If conservative treatments are unsuccessful or not indicated, your doctor may suggest an alternative treatment and/or referral to a pain specialist or oral and maxillofacial surgeon.
TMD Self-Care Strategies
Many of these conservative strategies can work in combination to provide relief. Attempts to relax the jaw muscles, and avoidance of activities that would overwork the area can be helpful to reduce pain and prevent additional strain to the area.
Eat a pain-free diet.
Eat soft food
Avoid chewing gum
Avoid hard foods (bread, bagels, ice, nuts)
Avoid chewy foods (steak, candy)
Cut food into small bites or blend
Stay hydrated and eliminate or reduce alcohol intake.
Apply moist heat or cold packs for 15-20 minutes two to four times daily.
Massage painful area for 10-15 minutes nightly.
Avoid caffeine (coffee, tea, soda, chocolate).
Avoid oral habits that put strain on jaw muscles and the TMJ (clenching, grinding, biting cheeks/lips, chewing on pens or fingernails).
Use anti-inflammatory and pain-reducing medication in the short-term to reduce joint and muscle pain, per your doctor's recommendations.
Aoid stomach sleeping, which can put strain on the jaw and neck muscles.
Reduce / eliminate alcohol intake.
Ensure you are getting appropriate amounts of calcium and magnesium in your diet.

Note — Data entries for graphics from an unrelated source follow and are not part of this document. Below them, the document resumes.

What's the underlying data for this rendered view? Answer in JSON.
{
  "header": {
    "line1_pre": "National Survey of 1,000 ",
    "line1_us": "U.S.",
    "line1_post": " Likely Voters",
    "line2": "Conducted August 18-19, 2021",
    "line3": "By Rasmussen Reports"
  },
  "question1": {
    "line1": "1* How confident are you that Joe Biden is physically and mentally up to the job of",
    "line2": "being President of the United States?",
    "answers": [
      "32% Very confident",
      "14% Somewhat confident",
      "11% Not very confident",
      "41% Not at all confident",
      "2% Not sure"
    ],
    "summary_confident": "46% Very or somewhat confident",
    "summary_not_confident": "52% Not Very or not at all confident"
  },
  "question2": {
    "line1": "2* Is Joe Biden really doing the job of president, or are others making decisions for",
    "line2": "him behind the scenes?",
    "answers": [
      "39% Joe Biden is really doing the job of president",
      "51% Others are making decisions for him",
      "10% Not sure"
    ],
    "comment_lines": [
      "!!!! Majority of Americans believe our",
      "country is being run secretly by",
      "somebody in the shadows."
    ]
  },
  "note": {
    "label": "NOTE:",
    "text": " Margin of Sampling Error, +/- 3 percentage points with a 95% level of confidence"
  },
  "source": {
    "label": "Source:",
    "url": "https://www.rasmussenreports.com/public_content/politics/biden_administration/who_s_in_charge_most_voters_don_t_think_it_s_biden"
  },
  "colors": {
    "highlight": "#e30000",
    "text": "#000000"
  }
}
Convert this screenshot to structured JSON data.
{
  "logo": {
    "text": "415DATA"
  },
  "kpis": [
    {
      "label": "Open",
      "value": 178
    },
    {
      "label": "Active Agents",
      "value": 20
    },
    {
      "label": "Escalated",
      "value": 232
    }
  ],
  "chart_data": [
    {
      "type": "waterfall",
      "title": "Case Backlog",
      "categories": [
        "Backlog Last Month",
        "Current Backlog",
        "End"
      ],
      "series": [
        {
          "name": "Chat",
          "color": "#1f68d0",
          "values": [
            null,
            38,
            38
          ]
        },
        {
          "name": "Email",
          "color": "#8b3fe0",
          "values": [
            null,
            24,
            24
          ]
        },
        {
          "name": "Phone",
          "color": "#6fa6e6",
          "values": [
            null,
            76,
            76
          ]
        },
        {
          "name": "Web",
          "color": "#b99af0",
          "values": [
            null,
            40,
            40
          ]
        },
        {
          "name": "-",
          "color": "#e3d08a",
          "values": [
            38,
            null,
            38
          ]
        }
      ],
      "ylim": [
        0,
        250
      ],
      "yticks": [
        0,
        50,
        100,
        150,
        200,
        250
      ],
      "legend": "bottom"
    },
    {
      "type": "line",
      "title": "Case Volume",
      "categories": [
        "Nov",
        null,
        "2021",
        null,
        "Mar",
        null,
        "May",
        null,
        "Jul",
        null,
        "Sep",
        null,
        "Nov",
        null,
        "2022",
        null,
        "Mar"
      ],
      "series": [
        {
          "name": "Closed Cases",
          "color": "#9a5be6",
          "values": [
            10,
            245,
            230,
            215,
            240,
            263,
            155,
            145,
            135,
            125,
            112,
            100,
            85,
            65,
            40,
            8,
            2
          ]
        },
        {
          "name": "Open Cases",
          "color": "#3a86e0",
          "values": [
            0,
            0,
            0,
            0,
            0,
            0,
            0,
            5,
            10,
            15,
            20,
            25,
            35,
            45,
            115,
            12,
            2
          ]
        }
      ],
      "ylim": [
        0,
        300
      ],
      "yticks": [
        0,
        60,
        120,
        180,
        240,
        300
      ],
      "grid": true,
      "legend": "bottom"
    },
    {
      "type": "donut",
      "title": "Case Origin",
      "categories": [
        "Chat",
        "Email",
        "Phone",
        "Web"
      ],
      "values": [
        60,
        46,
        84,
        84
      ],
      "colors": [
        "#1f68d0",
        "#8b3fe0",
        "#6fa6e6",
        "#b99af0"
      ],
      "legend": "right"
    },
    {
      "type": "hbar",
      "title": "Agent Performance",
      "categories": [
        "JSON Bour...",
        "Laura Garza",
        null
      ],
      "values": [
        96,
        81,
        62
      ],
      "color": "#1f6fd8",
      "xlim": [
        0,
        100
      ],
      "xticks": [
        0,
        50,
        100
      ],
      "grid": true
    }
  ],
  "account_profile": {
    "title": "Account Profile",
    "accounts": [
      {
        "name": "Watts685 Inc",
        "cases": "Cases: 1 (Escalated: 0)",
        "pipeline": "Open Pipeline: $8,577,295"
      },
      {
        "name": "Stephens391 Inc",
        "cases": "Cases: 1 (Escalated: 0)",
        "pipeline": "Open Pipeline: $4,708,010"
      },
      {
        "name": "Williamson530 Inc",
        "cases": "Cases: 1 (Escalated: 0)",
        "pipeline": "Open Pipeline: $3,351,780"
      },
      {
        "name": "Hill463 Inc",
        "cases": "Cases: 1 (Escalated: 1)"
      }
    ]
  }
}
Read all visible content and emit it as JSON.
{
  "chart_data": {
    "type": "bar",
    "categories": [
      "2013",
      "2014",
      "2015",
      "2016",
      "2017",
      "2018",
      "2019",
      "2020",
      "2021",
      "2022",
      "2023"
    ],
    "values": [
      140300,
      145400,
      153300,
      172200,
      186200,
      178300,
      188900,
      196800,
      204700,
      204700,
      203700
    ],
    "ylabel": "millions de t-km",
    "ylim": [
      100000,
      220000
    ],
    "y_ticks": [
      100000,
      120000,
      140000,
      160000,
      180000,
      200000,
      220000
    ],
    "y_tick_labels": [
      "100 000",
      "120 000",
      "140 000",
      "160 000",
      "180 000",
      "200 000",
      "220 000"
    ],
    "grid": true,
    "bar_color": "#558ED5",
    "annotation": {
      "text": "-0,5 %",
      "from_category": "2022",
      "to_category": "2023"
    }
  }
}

Jaw rest position and proper tongue placement -- teeth should not touch each other except for during swallowing. Attempt to maintain your jaw in a relaxed position. Placing your tongue lightly on top of your mouth where you softly say "n" is a comfortable position. Keep your teeth slightly apart as often as you can to relieve pressure on the jaw. To control clenching or grinding during the day, place your tongue on the palate behind your upper front teeth.
Avoid extreme jaw movement.
Avoid resting your chin/jaw on your hand or holding the telephone between your shoulder and ear.
Practice good posture to reduce neck and facial pain.
Like any joint in our bodies (hip, shoulder, wrist), the muscles associated with our TMJ can be strained or injured. The injury can be the result of a specific trauma, or can result from prolonged oral habits (clenching, grinding). Once a joint or muscle is strained, it can be easily re-injured – like a sprained ankle which is subsequently more prone to injury. Because we use the jaw for so many activities (talking, eating, yawning, and laughing), the joint and the muscles are constantly moving. Therefore, total relaxation of the jaw joint and surrounding muscles is difficult. However, allowing the jaw muscles and joints to be in a relaxed position is manageable with practice. Regular attempts to relax the jaw muscles, and avoidance of activities that would overwork the area, will be helpful to reduce the pain and prevent additional strain to the area.
If self-care strategies do not alleviate your symptoms, your orthodontist may recommend a night guard, splint, corrective orthodontic treatment, or referral to an oral surgeon or pain specialist for further evaluation and treatment.
Left untreated, TMJ disorder can lead to chronic pain and inflammation. It can also cause bite issues, tooth wear and even lead to insomnia, depression and anxiety. Prompt treatment can help you manage the condition and improve your overall quality of life. If you are experiencing TMD symptoms, consider seeking the opinion of a dentist, orthodontist, or physician.